[Textual Inversion] Do not update other embeddings (#1665)

2022-12-12 17:44:39 +01:00 · 2022-12-12 17:44:39 +01:00 · 69de9b2eaa
parent 3ce6380d3a
commit 69de9b2eaa
1 changed files with 8 additions and 10 deletions
--- a/examples/textual_inversion/textual_inversion.py
+++ b/examples/textual_inversion/textual_inversion.py
@ -548,6 +548,9 @@ def main():
    progress_bar.set_description("Steps")
    global_step = 0

+    # keep original embeddings as reference
+    orig_embeds_params = text_encoder.get_input_embeddings().weight.data.clone()
+
    for epoch in range(args.num_train_epochs):
        text_encoder.train()
        for step, batch in enumerate(train_dataloader):
@ -585,20 +588,15 @@ def main():
                loss = F.mse_loss(model_pred, target, reduction="none").mean([1, 2, 3]).mean()
                accelerator.backward(loss)

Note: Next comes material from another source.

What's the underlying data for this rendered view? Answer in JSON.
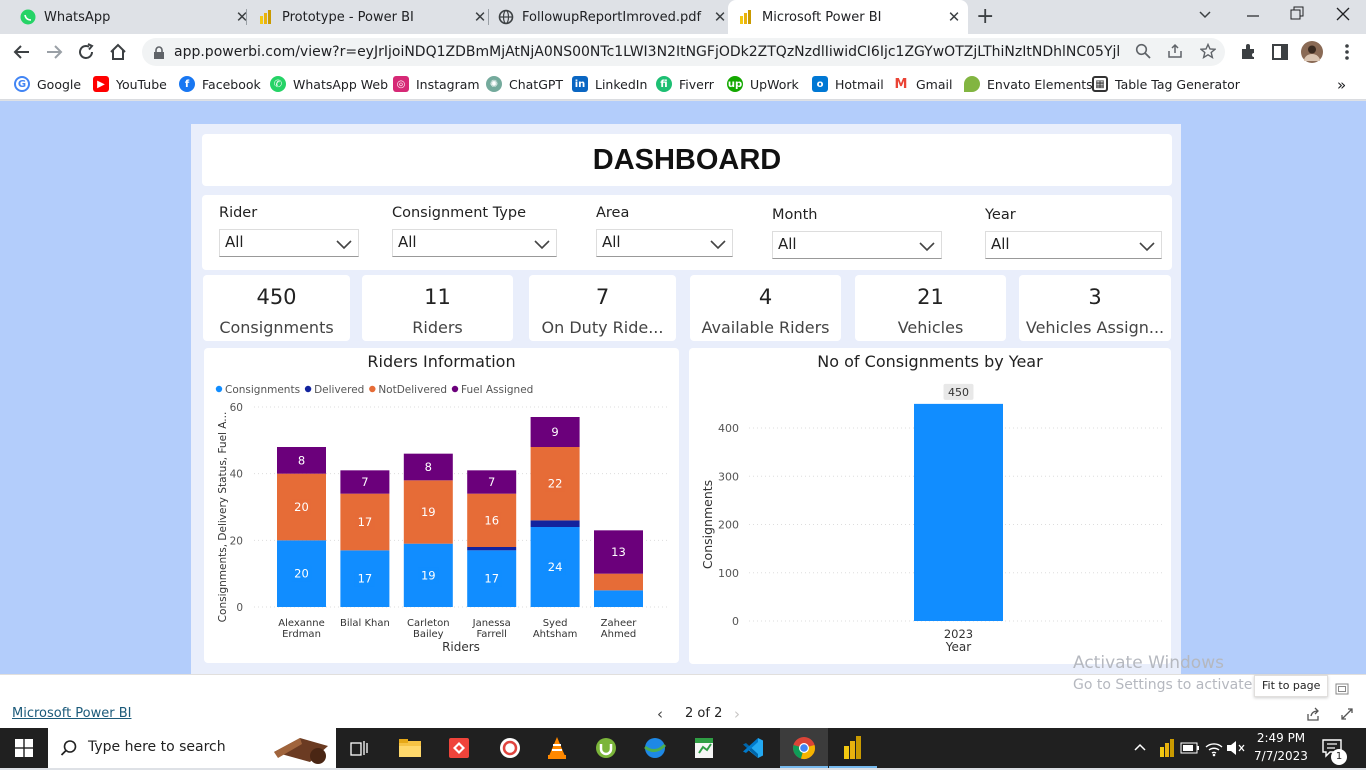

-                # Zero out the gradients for all token embeddings except the newly added
-                # embeddings for the concept, as we only want to optimize the concept embeddings
-                if accelerator.num_processes > 1:
-                    grads = text_encoder.module.get_input_embeddings().weight.grad
-                else:
-                    grads = text_encoder.get_input_embeddings().weight.grad
-                # Get the index for tokens that we want to zero the grads for
-                index_grads_to_zero = torch.arange(len(tokenizer)) != placeholder_token_id
-                grads.data[index_grads_to_zero, :] = grads.data[index_grads_to_zero, :].fill_(0)
-
                optimizer.step()
                lr_scheduler.step()
                optimizer.zero_grad()

+                # Let's make sure we don't update any embedding weights besides the newly added token
+                index_no_updates = torch.arange(len(tokenizer)) != placeholder_token_id
+                with torch.no_grad():
+                    text_encoder.get_input_embeddings().weight[index_no_updates] = orig_embeds_params[index_no_updates]
+
            # Checks if the accelerator has performed an optimization step behind the scenes
            if accelerator.sync_gradients:
                progress_bar.update(1)